La opositora María Corina Machado inició ayer una nueva cruzada judicial. La fiscal Katherine Harington imputó a Machado por “el delito de conspiración, establecido y sancionado en el artículo 132 del Código Penal (venezolano)”, informó el Ministerio Público en un comunicado.
Machado fue acusada “por presuntamente tener vinculación con el plan magnicida contra el presidente de la República, Nicolás Maduro Moros, lo cual tenía como propósito perturbar la paz del país”, dice el texto.
El plan fue denunciado en mayo por el dirigente del gobernante Partido Socialista Unido de Venezuela (PSUV) y alcalde de Caracas, Jorge Rodríguez, quien mostró varios correos atribuidos a Machado en los que decía que había llegado la hora de acumular esfuerzos y obtener “el financiamiento para aniquilar a Maduro”.
Poco después Machado reconoció que los correos correspondían a sus cuentas, pero aseguró que ya no usaba esas direcciones y que ella no quería ni un magnicidio ni un golpe de Estado, sino la renuncia de Maduro.

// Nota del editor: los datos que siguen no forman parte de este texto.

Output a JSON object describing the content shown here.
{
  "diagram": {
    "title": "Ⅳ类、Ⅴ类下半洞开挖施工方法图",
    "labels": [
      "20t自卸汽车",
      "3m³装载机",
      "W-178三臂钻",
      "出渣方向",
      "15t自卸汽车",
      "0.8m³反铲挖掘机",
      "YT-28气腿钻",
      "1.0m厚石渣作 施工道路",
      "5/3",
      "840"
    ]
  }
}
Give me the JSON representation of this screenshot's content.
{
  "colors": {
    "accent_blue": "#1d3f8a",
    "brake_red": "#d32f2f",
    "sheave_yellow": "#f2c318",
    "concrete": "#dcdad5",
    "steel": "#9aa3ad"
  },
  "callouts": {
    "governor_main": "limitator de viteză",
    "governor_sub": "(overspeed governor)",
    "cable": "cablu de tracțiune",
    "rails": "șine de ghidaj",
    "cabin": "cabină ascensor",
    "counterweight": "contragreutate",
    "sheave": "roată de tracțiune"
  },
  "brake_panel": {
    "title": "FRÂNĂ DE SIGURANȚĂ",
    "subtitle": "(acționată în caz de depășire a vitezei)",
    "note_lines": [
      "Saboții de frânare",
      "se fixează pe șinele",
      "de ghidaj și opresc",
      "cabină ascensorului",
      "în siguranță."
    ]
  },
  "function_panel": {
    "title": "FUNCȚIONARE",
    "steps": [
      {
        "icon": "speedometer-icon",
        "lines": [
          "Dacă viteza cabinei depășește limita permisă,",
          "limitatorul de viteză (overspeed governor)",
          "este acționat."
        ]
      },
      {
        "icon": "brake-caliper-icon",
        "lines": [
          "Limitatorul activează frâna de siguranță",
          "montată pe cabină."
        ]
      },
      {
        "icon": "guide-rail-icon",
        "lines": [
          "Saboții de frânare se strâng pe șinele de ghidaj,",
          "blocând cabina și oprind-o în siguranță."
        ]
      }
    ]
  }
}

Al salir de la Fiscalía tras más de dos horas de comparecencia, Machado indicó que la acusación es una “infamia” y que las pruebas presentadas son falsas, que buscan acallar sus críticas contra el Gobierno. Su abogado defensor, Tomás Arias, explicó que en esta ocasión “no se le dictó ninguna medida adicional que restrinja su libertad”, distinta a la que ya pesa sobre la diputada por imputaciones anteriores.